Volume or International Price: Which One Matters More?

Bekele, Yetsedaw Emagne


Ethiopia like many developing countries follow an export-led growth that has been focus of economic policy since 1992. The country works on the role of export to bring the country’s export competitiveness and to achieve higher level of growth. Despite the change in policy, Ethiopia’s exports were less competitive over time due to overvalued currency (Ethiopian Birr), inappropriate pricing policy, lack of economic infrastructure, high bank interest rate and heavy taxation policy (Geda, A. 1996). Moreover, the export structure of Ethiopia still depends on agricultural or primary products, these makes the sector to be vulnerable to external shock. There is a wide view that higher volume of exports on primary merchandises and natural resources can have an adverse effect on a country’s growth prospects (Berrettoni, 2006).

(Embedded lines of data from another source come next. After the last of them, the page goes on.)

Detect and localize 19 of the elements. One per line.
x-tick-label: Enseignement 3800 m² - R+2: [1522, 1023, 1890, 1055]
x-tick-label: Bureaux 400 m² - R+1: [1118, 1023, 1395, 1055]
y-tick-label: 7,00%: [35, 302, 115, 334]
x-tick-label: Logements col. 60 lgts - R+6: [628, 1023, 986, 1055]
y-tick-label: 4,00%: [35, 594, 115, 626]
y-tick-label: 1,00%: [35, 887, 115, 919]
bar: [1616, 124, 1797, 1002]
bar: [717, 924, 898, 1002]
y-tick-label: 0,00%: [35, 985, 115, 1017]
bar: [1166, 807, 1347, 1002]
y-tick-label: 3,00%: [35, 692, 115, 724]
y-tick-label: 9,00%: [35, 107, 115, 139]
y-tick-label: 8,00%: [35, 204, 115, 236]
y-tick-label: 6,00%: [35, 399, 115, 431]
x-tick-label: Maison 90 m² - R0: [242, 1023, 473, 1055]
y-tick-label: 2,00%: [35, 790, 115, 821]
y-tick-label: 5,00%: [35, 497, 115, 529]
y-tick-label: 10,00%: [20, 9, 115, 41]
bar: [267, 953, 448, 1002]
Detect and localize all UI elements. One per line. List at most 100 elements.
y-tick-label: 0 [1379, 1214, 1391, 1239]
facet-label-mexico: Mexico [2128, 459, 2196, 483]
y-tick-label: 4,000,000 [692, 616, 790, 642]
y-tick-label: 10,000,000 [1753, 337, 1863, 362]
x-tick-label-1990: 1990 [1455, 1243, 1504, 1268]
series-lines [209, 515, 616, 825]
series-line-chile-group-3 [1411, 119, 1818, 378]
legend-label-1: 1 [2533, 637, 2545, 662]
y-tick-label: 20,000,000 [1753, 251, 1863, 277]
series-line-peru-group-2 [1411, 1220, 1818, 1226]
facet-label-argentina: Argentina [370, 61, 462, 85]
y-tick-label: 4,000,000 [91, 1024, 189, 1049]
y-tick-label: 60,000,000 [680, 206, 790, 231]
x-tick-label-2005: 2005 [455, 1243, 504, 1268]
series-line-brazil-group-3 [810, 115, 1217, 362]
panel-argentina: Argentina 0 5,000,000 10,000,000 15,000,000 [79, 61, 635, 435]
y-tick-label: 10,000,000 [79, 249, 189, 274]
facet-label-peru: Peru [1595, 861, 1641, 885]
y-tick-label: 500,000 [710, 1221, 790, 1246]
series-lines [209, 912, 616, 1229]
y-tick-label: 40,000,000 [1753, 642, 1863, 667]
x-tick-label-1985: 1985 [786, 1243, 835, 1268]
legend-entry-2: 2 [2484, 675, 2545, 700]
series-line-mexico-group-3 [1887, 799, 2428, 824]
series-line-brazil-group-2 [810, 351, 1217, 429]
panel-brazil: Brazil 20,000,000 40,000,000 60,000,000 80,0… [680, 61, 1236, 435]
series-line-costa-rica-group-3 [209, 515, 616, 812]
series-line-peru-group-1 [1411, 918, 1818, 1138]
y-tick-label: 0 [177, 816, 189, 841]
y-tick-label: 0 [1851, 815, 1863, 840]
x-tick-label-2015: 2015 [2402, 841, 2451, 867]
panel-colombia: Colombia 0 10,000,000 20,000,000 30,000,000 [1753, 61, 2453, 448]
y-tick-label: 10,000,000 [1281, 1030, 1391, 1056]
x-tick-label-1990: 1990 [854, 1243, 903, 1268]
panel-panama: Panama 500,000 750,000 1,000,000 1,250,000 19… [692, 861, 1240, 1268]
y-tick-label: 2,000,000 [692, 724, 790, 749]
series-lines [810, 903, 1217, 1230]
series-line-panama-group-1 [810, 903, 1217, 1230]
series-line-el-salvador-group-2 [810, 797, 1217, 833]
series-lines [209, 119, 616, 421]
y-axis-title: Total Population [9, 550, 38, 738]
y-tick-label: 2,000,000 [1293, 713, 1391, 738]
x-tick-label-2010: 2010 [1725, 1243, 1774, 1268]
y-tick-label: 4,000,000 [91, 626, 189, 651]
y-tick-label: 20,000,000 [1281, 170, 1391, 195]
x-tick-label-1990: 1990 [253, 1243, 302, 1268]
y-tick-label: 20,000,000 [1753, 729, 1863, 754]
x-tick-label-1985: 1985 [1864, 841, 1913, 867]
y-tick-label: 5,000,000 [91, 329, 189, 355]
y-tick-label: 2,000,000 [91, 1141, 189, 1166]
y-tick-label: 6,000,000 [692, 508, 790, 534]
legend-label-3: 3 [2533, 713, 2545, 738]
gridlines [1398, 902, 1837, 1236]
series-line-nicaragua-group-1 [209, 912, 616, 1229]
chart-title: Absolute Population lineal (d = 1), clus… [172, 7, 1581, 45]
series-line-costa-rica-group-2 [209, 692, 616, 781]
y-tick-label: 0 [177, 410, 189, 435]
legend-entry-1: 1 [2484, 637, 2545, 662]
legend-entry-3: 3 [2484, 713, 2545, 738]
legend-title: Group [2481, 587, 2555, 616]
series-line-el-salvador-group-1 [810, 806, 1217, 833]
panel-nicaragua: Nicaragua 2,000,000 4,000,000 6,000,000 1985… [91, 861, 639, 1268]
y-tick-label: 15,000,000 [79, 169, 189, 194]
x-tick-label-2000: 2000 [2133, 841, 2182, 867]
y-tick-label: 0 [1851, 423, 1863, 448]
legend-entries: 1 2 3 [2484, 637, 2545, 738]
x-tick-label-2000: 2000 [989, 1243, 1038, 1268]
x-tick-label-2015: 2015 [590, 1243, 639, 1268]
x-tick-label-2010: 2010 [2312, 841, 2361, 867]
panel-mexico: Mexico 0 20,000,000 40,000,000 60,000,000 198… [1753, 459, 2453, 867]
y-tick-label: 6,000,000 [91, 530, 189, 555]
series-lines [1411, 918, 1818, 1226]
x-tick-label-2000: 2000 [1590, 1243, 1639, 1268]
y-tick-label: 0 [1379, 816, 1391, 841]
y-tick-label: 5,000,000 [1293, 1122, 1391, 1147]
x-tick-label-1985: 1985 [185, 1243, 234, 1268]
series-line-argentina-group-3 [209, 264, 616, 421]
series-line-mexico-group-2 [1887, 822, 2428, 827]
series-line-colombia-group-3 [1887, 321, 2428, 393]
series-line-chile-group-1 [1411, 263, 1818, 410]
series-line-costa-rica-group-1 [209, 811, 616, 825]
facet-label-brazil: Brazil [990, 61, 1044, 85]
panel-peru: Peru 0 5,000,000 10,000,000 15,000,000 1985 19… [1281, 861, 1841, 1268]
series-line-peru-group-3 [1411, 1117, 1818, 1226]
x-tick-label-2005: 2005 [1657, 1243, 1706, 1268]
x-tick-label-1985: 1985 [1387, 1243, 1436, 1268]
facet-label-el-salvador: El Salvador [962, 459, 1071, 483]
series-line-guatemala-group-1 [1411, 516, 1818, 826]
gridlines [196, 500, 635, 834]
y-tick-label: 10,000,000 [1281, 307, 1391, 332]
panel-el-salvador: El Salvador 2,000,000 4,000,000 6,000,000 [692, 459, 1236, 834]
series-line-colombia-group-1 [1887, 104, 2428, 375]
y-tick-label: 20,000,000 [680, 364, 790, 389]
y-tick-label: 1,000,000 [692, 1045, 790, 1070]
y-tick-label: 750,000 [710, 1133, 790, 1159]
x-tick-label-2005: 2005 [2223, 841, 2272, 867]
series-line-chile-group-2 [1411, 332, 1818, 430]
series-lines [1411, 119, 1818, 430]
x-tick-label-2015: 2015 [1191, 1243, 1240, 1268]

Export is expected to promote economic growth through increased earnings of foreign currencies (thus relaxing balance of payments constraints), economies of scale, and access to new technologies and knowledge (Helpman and Krugman 1985). Though the export sector of Ethiopia is expected to compensate the bill for import, the deficit is still massive. The theoretical association between economic growth and trade, traced back to the classical economic theory that started by Adam Smith (1776), who argued that international trade plays an important role in economic growth and there are economic gains from specialization and subsequently David Ricardo (1817) who emphasized that trade improves efficiency of resource utilization and a positive-sum game which leads to more productive, such that every nation achieves a higher level of national wealth that it could not achieve without trade.

In 1950s and 1960s numerous developing countries pursued import-substitution strategy for growth and development but with the remarkable achievement of the East Asian countries like Taiwan, Hong Kong, South Korea and Singapore over the past decades, many emerging countries made a decisive shift away from import-substitution to export-led growth strategy (Todaro, 1997).